Essas pancadas rápidas de fim de tarde. Estava na avenida Presidente Wilson, tão esburacada e abandonada como ainda é hoje, quando vi aquele Mercedes do ano na minha frente. Pensei na hora: "Não posso bater nesse Mercedes. Não no meu primeiro dia de trabalho no emprego novo. Vou precisar dar um ano do meu salário para pagar o conserto".
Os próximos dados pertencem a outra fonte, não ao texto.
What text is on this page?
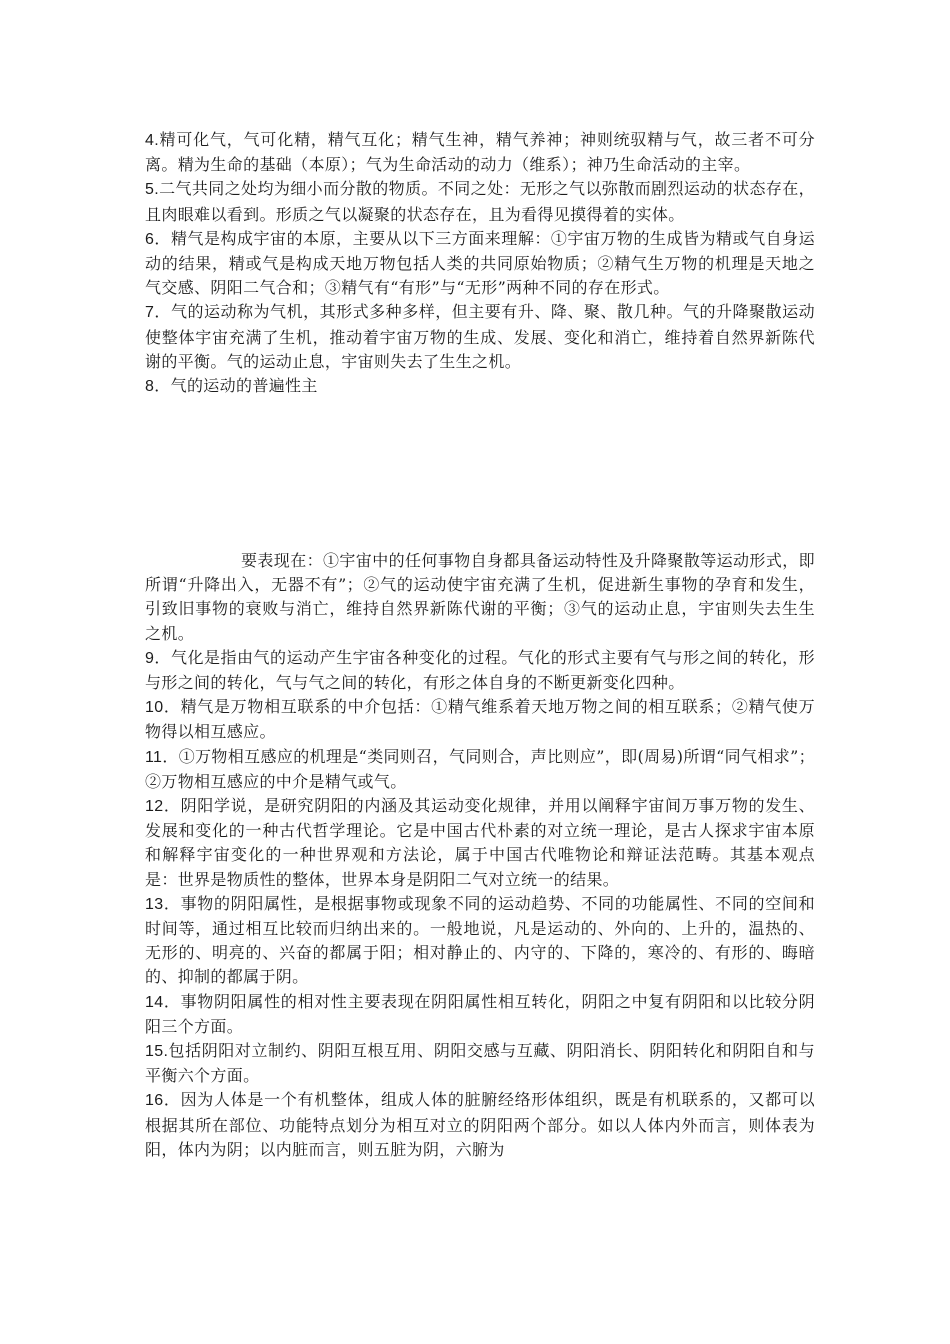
4.精可化气，气可化精，精气互化；精气生神，精气养神；神则统驭精与气，故三者不可分离。精为生命的基础（本原）；气为生命活动的动力（维系）；神乃生命活动的主宰。

5.二气共同之处均为细小而分散的物质。不同之处：无形之气以弥散而剧烈运动的状态存在，且肉眼难以看到。形质之气以凝聚的状态存在，且为看得见摸得着的实体。

6．精气是构成宇宙的本原，主要从以下三方面来理解：①宇宙万物的生成皆为精或气自身运动的结果，精或气是构成天地万物包括人类的共同原始物质；②精气生万物的机理是天地之气交感、阴阳二气合和；③精气有“有形”与“无形”两种不同的存在形式。

7．气的运动称为气机，其形式多种多样，但主要有升、降、聚、散几种。气的升降聚散运动使整体宇宙充满了生机，推动着宇宙万物的生成、发展、变化和消亡，维持着自然界新陈代谢的平衡。气的运动止息，宇宙则失去了生生之机。

8．气的运动的普遍性主

要表现在：①宇宙中的任何事物自身都具备运动特性及升降聚散等运动形式，即所谓“升降出入，无器不有”；②气的运动使宇宙充满了生机，促进新生事物的孕育和发生，引致旧事物的衰败与消亡，维持自然界新陈代谢的平衡；③气的运动止息，宇宙则失去生生之机。

9．气化是指由气的运动产生宇宙各种变化的过程。气化的形式主要有气与形之间的转化，形与形之间的转化，气与气之间的转化，有形之体自身的不断更新变化四种。

10．精气是万物相互联系的中介包括：①精气维系着天地万物之间的相互联系；②精气使万物得以相互感应。

11．①万物相互感应的机理是“类同则召，气同则合，声比则应”，即(周易)所谓“同气相求”；②万物相互感应的中介是精气或气。

12．阴阳学说，是研究阴阳的内涵及其运动变化规律，并用以阐释宇宙间万事万物的发生、发展和变化的一种古代哲学理论。它是中国古代朴素的对立统一理论，是古人探求宇宙本原和解释宇宙变化的一种世界观和方法论，属于中国古代唯物论和辩证法范畴。其基本观点是：世界是物质性的整体，世界本身是阴阳二气对立统一的结果。

13．事物的阴阳属性，是根据事物或现象不同的运动趋势、不同的功能属性、不同的空间和时间等，通过相互比较而归纳出来的。一般地说，凡是运动的、外向的、上升的，温热的、无形的、明亮的、兴奋的都属于阳；相对静止的、内守的、下降的，寒冷的、有形的、晦暗的、抑制的都属于阴。

14．事物阴阳属性的相对性主要表现在阴阳属性相互转化，阴阳之中复有阴阳和以比较分阴阳三个方面。

15.包括阴阳对立制约、阴阳互根互用、阴阳交感与互藏、阴阳消长、阴阳转化和阴阳自和与平衡六个方面。

16．因为人体是一个有机整体，组成人体的脏腑经络形体组织，既是有机联系的，又都可以根据其所在部位、功能特点划分为相互对立的阴阳两个部分。如以人体内外而言，则体表为阳，体内为阴；以内脏而言，则五脏为阴，六腑为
Não deu outra. Apertei o freio. O pedal desceu até o fundo, "na tábua", como se dizia na época, e entrei com tudo, com toda volúpia, na traseira do Mercedes.
Paramos os carros.
Desceu um sujeito corpulento, misto de boxeur com esmagador de crânios profissional, para olhar o prejuízo. O céu estava escuro, com raios caindo a nossa volta. A chuva havia parado momentaneamente, mas a tempestade ia recomeçar a qualquer instante. Estávamos no olho do furacão, quando os elementos dão uma trégua, mas prometem voltar com força no total em segundos.
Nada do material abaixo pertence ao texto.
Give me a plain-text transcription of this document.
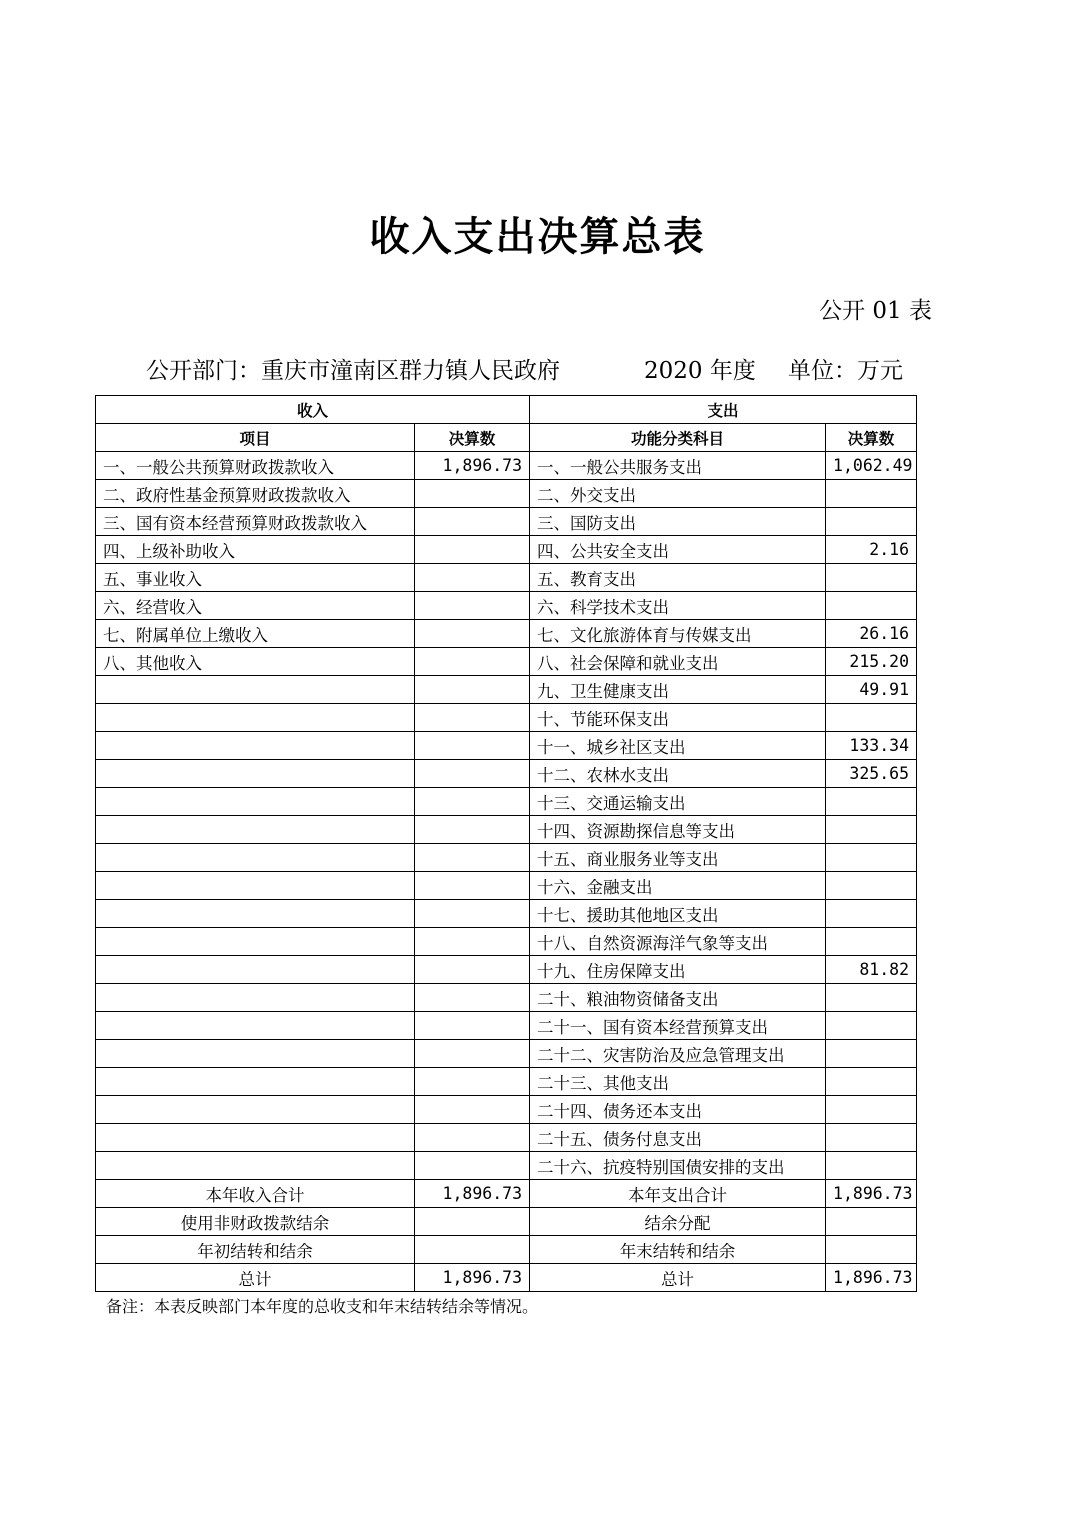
收入支出决算总表
公开 01 表
公开部门：重庆市潼南区群力镇人民政府	2020 年度 单位：万元
收入		支出	
项目	决算数	功能分类科目	决算数
一、一般公共预算财政拨款收入	1,896.73	一、一般公共服务支出	1,062.49
二、政府性基金预算财政拨款收入		二、外交支出	
三、国有资本经营预算财政拨款收入		三、国防支出	
四、上级补助收入		四、公共安全支出	2.16
五、事业收入		五、教育支出	
六、经营收入		六、科学技术支出	
七、附属单位上缴收入		七、文化旅游体育与传媒支出	26.16
八、其他收入		八、社会保障和就业支出	215.20
		九、卫生健康支出	49.91
		十、节能环保支出	
		十一、城乡社区支出	133.34
		十二、农林水支出	325.65
		十三、交通运输支出	
		十四、资源勘探信息等支出	
		十五、商业服务业等支出	
		十六、金融支出	
		十七、援助其他地区支出	
		十八、自然资源海洋气象等支出	
		十九、住房保障支出	81.82
		二十、粮油物资储备支出	
		二十一、国有资本经营预算支出	
		二十二、灾害防治及应急管理支出	
		二十三、其他支出	
		二十四、债务还本支出	
		二十五、债务付息支出	
		二十六、抗疫特别国债安排的支出	
本年收入合计	1,896.73	本年支出合计	1,896.73
使用非财政拨款结余		结余分配	
年初结转和结余		年末结转和结余	
总计	1,896.73	总计	1,896.73
备注：本表反映部门本年度的总收支和年末结转结余等情况。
O sujeito olhava, olhava e avaliava a desgraça.
Desci do carro para dizer que a culpa tinha sido minha e que ia arcar com o prejuízo, ainda que demorasse uns vinte anos para fazê-lo. Desceu do carro o passageiro...Não acreditei no que estava vendo.
Eu tinha simplesmente esmagado a traseira do Mercedes do meu maior ídolo, Pelé.
Passei a mão na cabeça e disse: "Puxa, Pelé, com tanto carro para bater fui escolher justo o seu..."
Ele pôs a mão nas minhas costas e disse: "Você está bem? Machucou alguma coisa? Quer tomar um café; uma água com açúcar, um conhaque?"
Falei que estava bem, mas inconformado. "Justo o seu carro, Pelé. Que droga!" Ele se ofereceu para pagar o prejuízo. "Arrebentou muito seu carro? Eu pago. Não tem problema."
O meu velho Chevette estava apenas com o para-choque de metal entortado. O Mercedes novinho tinha um rombo na lataria. Lamentável. A gente se despediu. Pelé e o segurança/motorista foram embora.
Cheguei em casa, em estado de graça. "Como foi no seu primeiro dia?", minha sogra perguntou, assim que estacionei o carro. "Foi bem diferente", falei, "bati no carro do Pelé".
O Diário do Grande ABC foi o jornal onde consegui me realizar plenamente como profissional. Escrevi artigos, produzi matérias especiais que conquistavam a manchete da edição de domingo (a principal da semana) e - principalmente - foi onde eu mais me diverti na profissão, apesar de varar inúmeras madrugadas trabalhando arduamente e de ter começado com o pé esquerdo. Aliás, com o pé direito no freio quebrado.